The vendor has claimed other firsts in the NoSQL database realm, including the first comprehensive security features for NoSQL and the first visual developer tool.

Hortonworks 2.0

Hortonworks, Cloudera's chief rival in the Hadoop world, announced the general availability of its Hortonworks Data Platform (HDP) 2.0 in October. The new release of the company's commercial distribution of the Hadoop big data platform is built on the recent Hadoop 2 release from the Apache Software Foundation (ASF).

A key enhancement to the new Hortonworks release is inclusion of YARN (Yet Another Resource Negotiator), a new Hadoop technology that allows developers to use programming frameworks other than MapReduce.

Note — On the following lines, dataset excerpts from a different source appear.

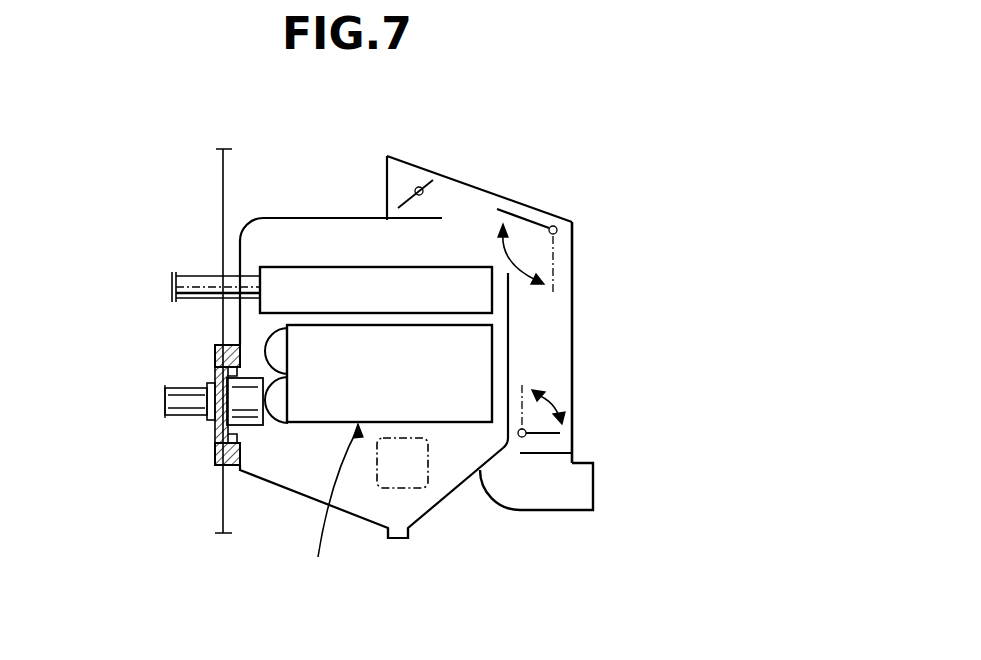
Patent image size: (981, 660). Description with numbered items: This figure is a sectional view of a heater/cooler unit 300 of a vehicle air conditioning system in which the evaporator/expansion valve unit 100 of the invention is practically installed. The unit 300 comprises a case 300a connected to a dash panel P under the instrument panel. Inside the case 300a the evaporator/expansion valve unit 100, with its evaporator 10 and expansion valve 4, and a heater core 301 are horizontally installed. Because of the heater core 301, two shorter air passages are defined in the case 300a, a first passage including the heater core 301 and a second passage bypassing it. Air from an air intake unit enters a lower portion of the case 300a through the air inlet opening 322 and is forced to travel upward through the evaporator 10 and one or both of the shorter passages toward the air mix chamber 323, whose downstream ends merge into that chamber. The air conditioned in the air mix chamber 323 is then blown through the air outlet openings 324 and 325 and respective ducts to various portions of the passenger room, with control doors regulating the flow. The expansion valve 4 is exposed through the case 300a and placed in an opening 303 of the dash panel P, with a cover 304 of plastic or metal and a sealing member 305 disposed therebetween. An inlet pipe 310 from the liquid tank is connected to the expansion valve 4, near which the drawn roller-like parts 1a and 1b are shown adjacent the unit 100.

The heater/cooler unit 300 is at (658, 135).
The air outlet opening 324 is at (386, 190).
The air mix chamber 323 is at (430, 242).
The heater core 301 is at (348, 280).
The evaporator 10 is at (458, 423).
The roller shaft 1b is at (270, 342).
The roller 1a is at (272, 420).
The dash panel P is at (222, 505).
The sealing member 305 is at (215, 350).
The opening 303 is at (212, 452).
The inlet pipe 310 is at (167, 403).
The cover 304 is at (217, 433).
The expansion valve 4 is at (247, 427).
The evaporator/expansion valve unit 100 is at (331, 508).
The air inlet opening 322 is at (387, 488).
The case 300a is at (428, 515).
The air outlet opening 325 is at (575, 490).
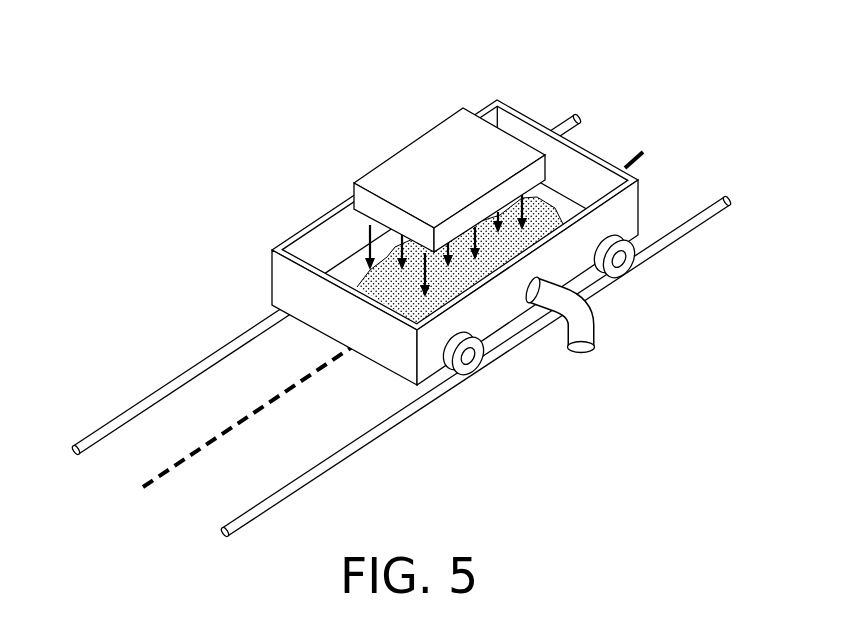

Also in the Hortonworks 2.0 release is technology from the company's Stinger initiative that improves the speed and scale of SQL semantics support by Apache Hive.

JethroData SQL On Hadoop

After two years of development, JethroData in October took the wraps off its SQL on Hadoop technology, what the company describes as the first analytic database that runs natively on Hadoop.

While Hadoop, with its Hadoop Distributed File System, is good for storing large volumes of data, it wasn't designed for data analysis tasks. JethroData's database software provides the indexing and columnar structure needed to run analytical queries against that data.

The software is currently in an early-release mode.

Platfora 3.0

After more than two years of development and beta testing, startup Platfora launched its native in-memory business intelligence platform for Hadoop in March. The company followed that up with a major new release, Platfora Big Data Analytics 3.0, in October. The technology's value proposition is that it allows analysts to work directly with data in Hadoop, eliminating the need for complex data warehouse systems and extract, transform and load (ETL) tools.

The 3.0 release added event series analytics for analyzing Web logs, application logs, call center records and other event-related data. It also provides an entity-centric data catalog for organizing data around an entity such as a customer, business or product.

Splice Machine

Splice Machine, led by founder and CEO Monte Zweben, has been developing what it calls the industry's only real-time, SQL-on-Hadoop database. In October, the company launched a limited release program for the new software.

Splice Machine is developing the database as an alternative to traditional relational databases, such as Oracle and IBM DB2, for real-time, transactional big data applications. The company is relying on a limited number of customer evaluators to try out the technology, including validating specific use cases and testing SQL coverage and benchmark performance, before releasing the product for general availability.

Splunk Enterprise 6 And Hunk

Ten-year-old Splunk is one of the more established vendors in the big data arena. In October, the company launched Splunk Enterprise 6, a major release of its real-time operational intelligence platform for machine data.

The product's new pivot technology and drag-and-drop interface bring data analysis and visualization capabilities to non-technical business users and analysts. The release also sports enhancements that speed up the software's analytics, new data models to represent underlying machine data and relationships between the data, and a new high-performance analytics store the company said delivers analytics performance improvements up to 1,000 times faster than earlier releases.

Also in October, the company debuted Hunk: Splunk Analytics for Hadoop, new software for exploring and analyzing data stored in Hadoop.

Sqrrl Enterprise 1.1

Sqrrl has been getting a lot of attention this year, due, in part, to its founders, who came from the super-secret National Security Agency and helped develop that organization's massive database.

The company has been developing database software that's both scalable and secure -- the technology provides data security at the cell level -- to power big data applications. The 1.1 release in June moved the product from limited release to general availability, as well as added advanced security tools and enhanced analytic capabilities.